Am frühen Sonntag schien Ministerpräsident Tsipras den meisten Anforderungen der Gläubiger zuzustimmen. Der griechische Vorschlag, die anscheinend mit französischer Hilfe entworfen wurde, schien einer Kapitulation gleich zu kommen und die meisten Analysten erwarteten, dass es am Wochenende zu einer Einigung kommen würde. Das erschien jedoch zweifelhaft, nachdem die deutsche Regierung die Märkte mit einem Positionspapier schockierte, das Griechenland die Wahl zwischen den extremen Bedingungen oder einer Auszeit aus der Eurozone von mindestens fünf Jahren vorschlug. Die Bedingungen schienen so konzipiert zu sein, dass Sie nicht zu akzeptieren waren und beinhalteten unter anderem den sofortigen Transfer von Vermögenswerten in Höhe von 50 Milliarden Euro als Sicherheiten an einen deutschen Vermögensverwalter. Nach diesem Vorschlag von Finanzminister Schäuble folgten weitere verzweifelte Verhandlungen und es wurde endlich eine Einigung in den frühen Handelsstunden erzielt.
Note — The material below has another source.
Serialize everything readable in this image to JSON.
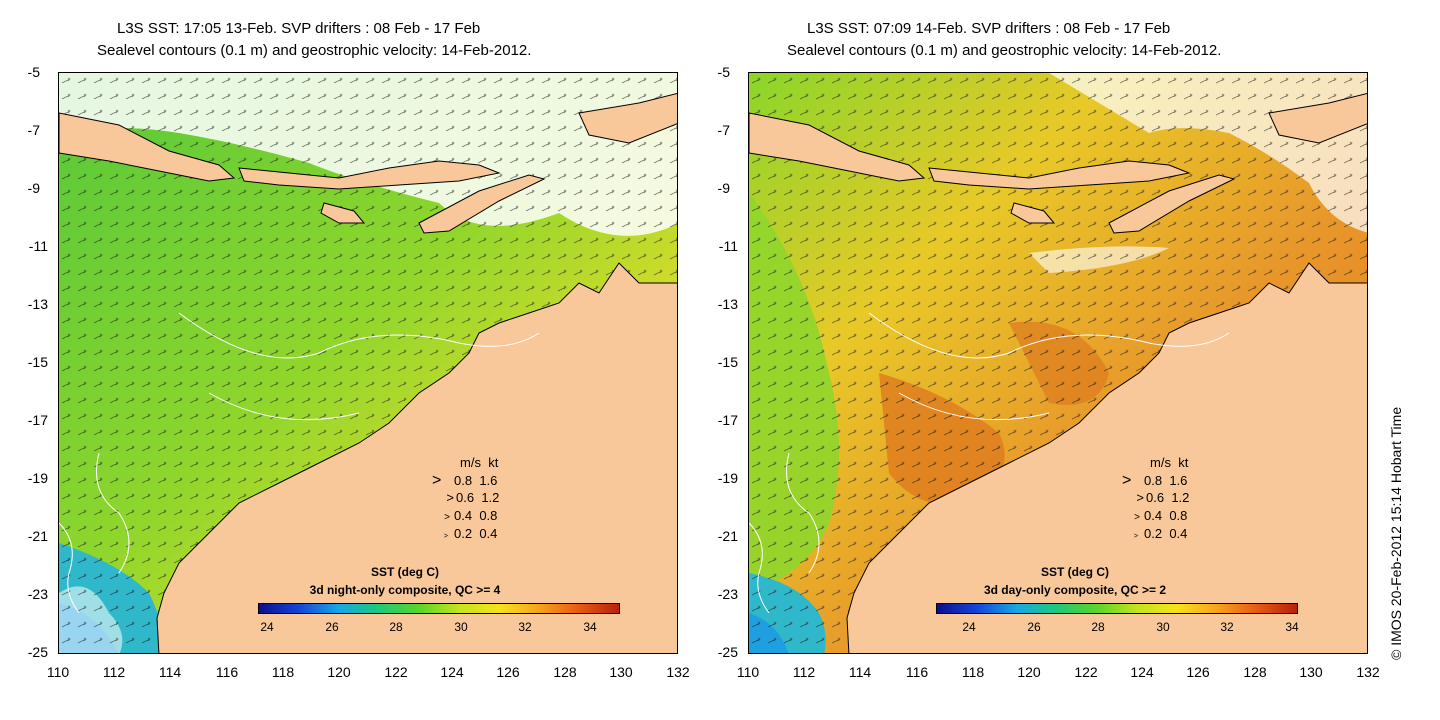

Wir erwarten keine großen Bewegungen des Euro, obwohl er diesen Morgen aufgrund der positiven Neuigkeiten leicht gestiegen ist. Die Märkte reagierten etwas positiver auf die Einigung in Griechenland als auf die Medien oder Analysten. Das bedeutet jedoch, dass die US-Notenbank an einer Zinserhöhung festhält und daher erwarten wir auf lange Sicht gesehen eine Abschwächung des Euro.

GBP

Obwohl die meisten Nachrichten durch die Griechenlandkrise überschattet wurden, gab es letzte Woche dennoch wieder wichtige Neuigkeiten aus dem Vereinigten Königreich. Der Finanzplan erhielt einige Änderungen auf makroökonomischer Ebene, wie faktische Steigerungen der Steuerbelastung von Vermietern mit hohem Einkommen, die Verordnung eines nationalen Existenzminimums in der Steuerordnung und ein Ende des “non-dom”-Status von Personen mit gewöhnlichem Aufenthalt aber ohne bürgerlich-rechtlichen Wohnsitz im UK, deren Einkommen im Ausland bisher nicht von dem Vereinigten Königreich versteuert wurde. Der Einfluss der Änderungen auf makroökonomischer Ebene war relativ gering und resultierte in zusätzlichen 0,2 Prozent des BIP in Ausgaben für 2016. Auch wichtig zu erwähnen ist die letzte Zinssitzung der Bank of England, die keine Änderung des Leitzinssatzes des Einkaufziels britischer Staatsanleihen hervorbrachte. Der Finanzplan und die Sitzung der Bank of England hatten beide keinen Einfluss auf den Devisenmarkt, wobei das britische Pfund einigen Schwankungen unterlag, bevor es die letzte Woche um 0,7 Prozent schwächer gegen den Dollar und um 1 Prozent schwächer gegen den Euro beendete.

EUR

Die Daten der Eurozone von letzter Woche bereiteten nur wenige Überraschungen und gingen mit dem BIP-Wachstum von rund 2 Prozent im zweiten Quartal einher. Die Industrieproduktion in Deutschland bewegte sich etwas unterhalb der Erwartungen mit einem Wachstum von 2,1 Prozent im Mai und bewegte sich durchschnittlich um 1,6 Prozent in diesem zweiten Quartal. Diese Schwäche wird durch die Stärke der Verkaufszahlen wieder relativiert. Wir werden eine bessere Vorstellung davon erhalten, wenn die Industrieproduktionszahlen der Eurozone nächste Woche veröffentlicht werden. Aufgrund der Verzögerung (die Mai-Zahlen sind bereits veröffentlicht worden) werden die Turbulenzen um Griechenland wahrscheinlich keine Auswirkungen auf diese zeigen.

USD

Der Bericht Job Openings and Labor Turnover Survey (JOLTS) des Bureau of Labor Statistics (BLS) stellt uns einige interessante Details zur Arbeitsmarktlage zur Verfügung. Der Mai-Bericht ging mit einem starkem Beschäftigungswachstum einher. Die Anzahl der Stellenangebote erhöhte sich um 20 Prozent der jährlichen Rate seit Dezember 2014 und befindet sich nun auf einem Zyklushoch von etwas über 0,6 Sellenangeboten pro Arbeitslosen. Diese kontinuierliche Verbesserung unterstützt Janet Yellens Ansicht, dass die Zinssätze sich in 2015 erhöhen werden, wobei die Protokolle der letzten Fed-Sitzung eine große Sorge um potentielle Nebenwirkungen der Griechenland-Krise aufzeigten.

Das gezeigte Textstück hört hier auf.